Jesse Barnes was back where he started, less a restaurant.
But as things fell apart with the Silom venture, they came together in another form: A semi-permanent establishment at Maggie Choo’s, a grown-up version of Big Trouble in Little China.
“We’re not purposely trying to fit into the 1930s Shanghai concept, but in a way, we do anyway.” Jess says. When he first occupied the space and started designing the menu he leaned towards tried and true Opposite Mess Hall favorites. Then he came to realize that diners weren’t looking for the same thing as at Opposite.
“We’re a place to eat that’s attached to a club. We’re not a restaurant.’ says Jess. The plates are shareable, and the portions are sized for diners to order a few to snack on.
Jess has moved away from the Big Trouble model that emulated the immigrant-driven Chinese food made famous by places like Mission Street Chinese and Momofuku.
The menu isn’t without a dish doused in sweet and sour sauce, but this time around the meat in question isn’t chicken, it’s rabbit.
“Several years ago I put rabbit on the menu and immediately took it off.
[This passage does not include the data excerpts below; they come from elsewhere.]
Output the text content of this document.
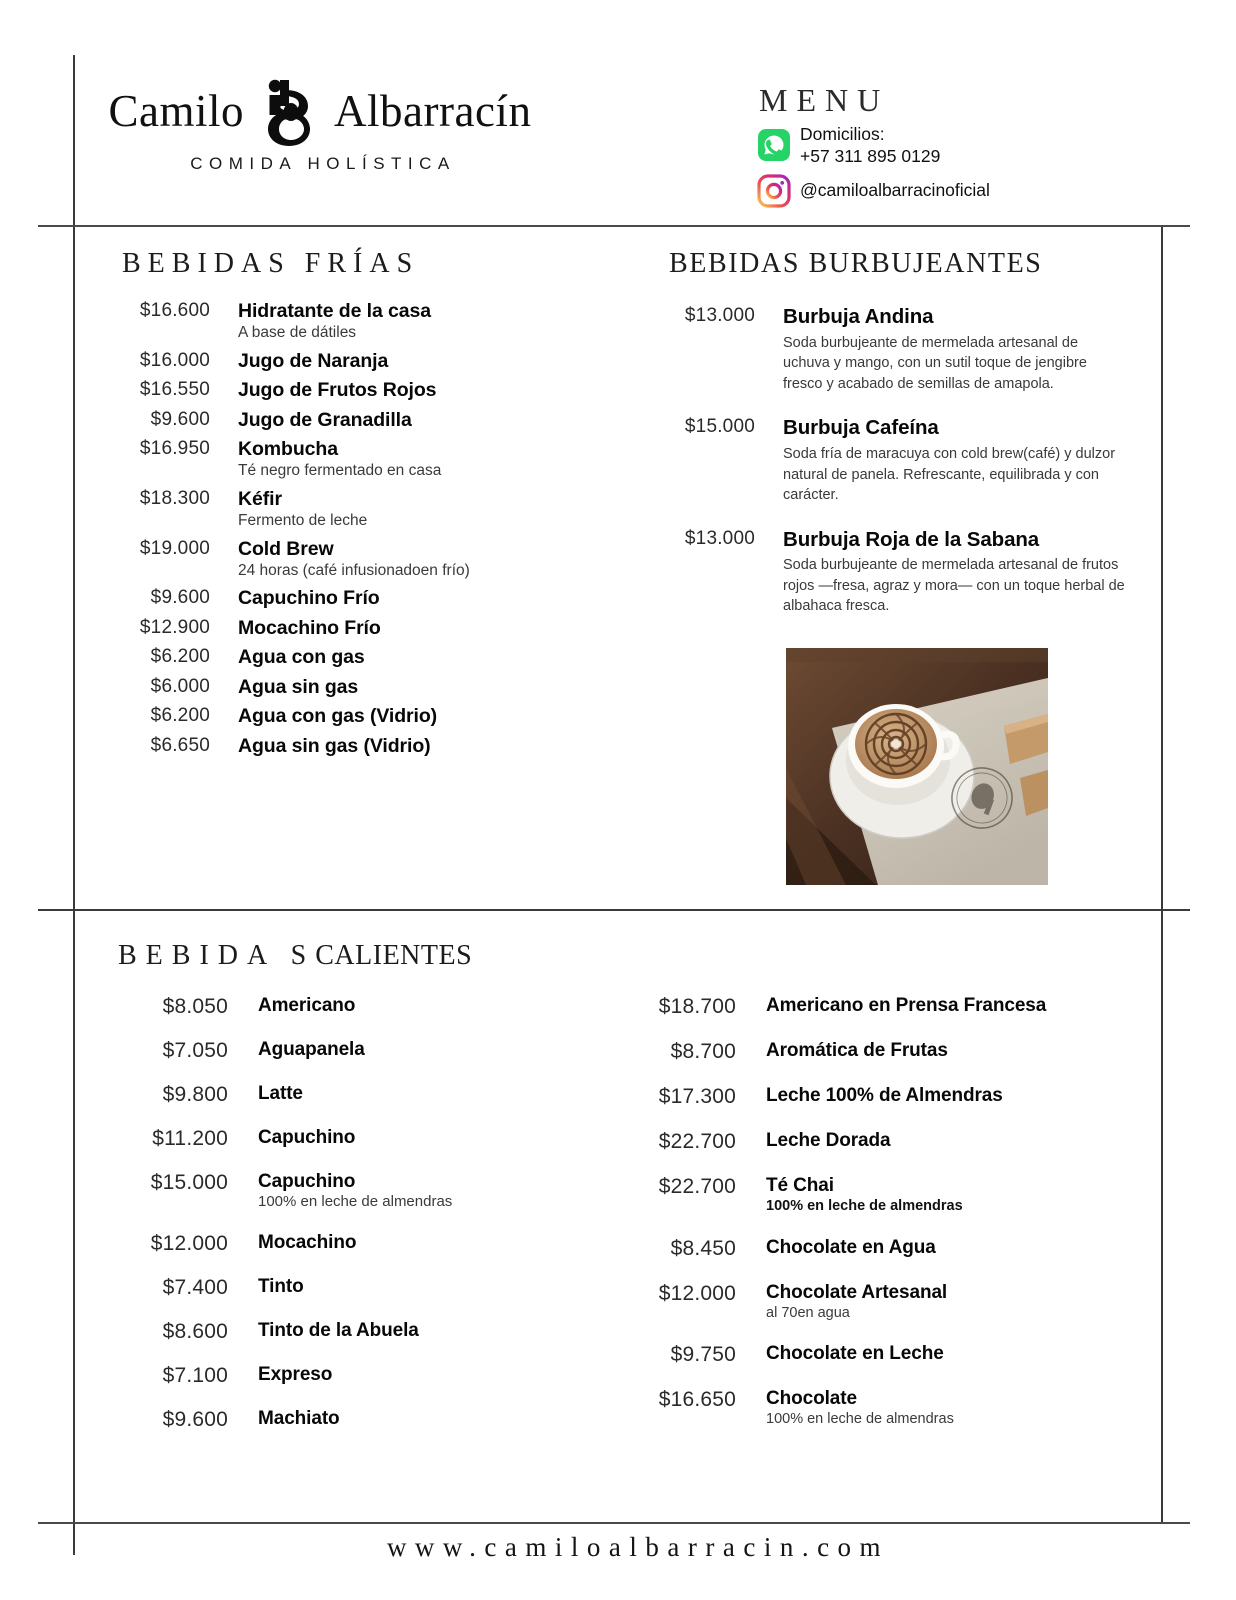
Camilo Albarracín
COMIDA HOLÍSTICA
MENU
Domicilios:
+57 311 895 0129
@camiloalbarracinoficial
BEBIDAS FRÍAS
$16.600 Hidratante de la casa
A base de dátiles
$16.000 Jugo de Naranja
$16.550 Jugo de Frutos Rojos
$9.600 Jugo de Granadilla
$16.950 Kombucha
Té negro fermentado en casa
$18.300 Kéfir
Fermento de leche
$19.000 Cold Brew
24 horas (café infusionadoen frío)
$9.600 Capuchino Frío
$12.900 Mocachino Frío
$6.200 Agua con gas
$6.000 Agua sin gas
$6.200 Agua con gas (Vidrio)
$6.650 Agua sin gas (Vidrio)
BEBIDAS BURBUJEANTES
$13.000 Burbuja Andina
Soda burbujeante de mermelada artesanal de uchuva y mango, con un sutil toque de jengibre fresco y acabado de semillas de amapola.
$15.000 Burbuja Cafeína
Soda fría de maracuya con cold brew(café) y dulzor natural de panela. Refrescante, equilibrada y con carácter.
$13.000 Burbuja Roja de la Sabana
Soda burbujeante de mermelada artesanal de frutos rojos —fresa, agraz y mora— con un toque herbal de albahaca fresca.
BEBIDA SCALIENTES
$8.050 Americano
$7.050 Aguapanela
$9.800 Latte
$11.200 Capuchino
$15.000 Capuchino
100% en leche de almendras
$12.000 Mocachino
$7.400 Tinto
$8.600 Tinto de la Abuela
$7.100 Expreso
$9.600 Machiato
$18.700 Americano en Prensa Francesa
$8.700 Aromática de Frutas
$17.300 Leche 100% de Almendras
$22.700 Leche Dorada
$22.700 Té Chai
100% en leche de almendras
$8.450 Chocolate en Agua
$12.000 Chocolate Artesanal
al 70en agua
$9.750 Chocolate en Leche
$16.650 Chocolate
100% en leche de almendras
www.camiloalbarracin.com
The Thai demographic didn’t get it.” But now it seems like rabbit is an easy sell – especially when it’s slathered in zesty orange glaze. Jess says “the middle class is traveling more, becoming more exposed to different culinary traditions. People are more open to try new things.” In other words, in 2016 putting rabbit on the menu is less risky.
“It’s quite popular now” the chef says.
Buttermilk fried rabbit. Photo: @jessbarnesbkk / Instagram
What’s absent is a menu heavy on what Jess calls “Dude Food” that was prevalent in 2013. Instead diners are treated to interpretations of Thai-chinese dishes that borrow heavily from multiple disciplines. The mushroom fried rice gets a heady dose of truffle oil while also incorporating rat ear fungus: a cloudy, spongy fungus that lends well to adding interesting and unexpected texture to an otherwise predictable dish.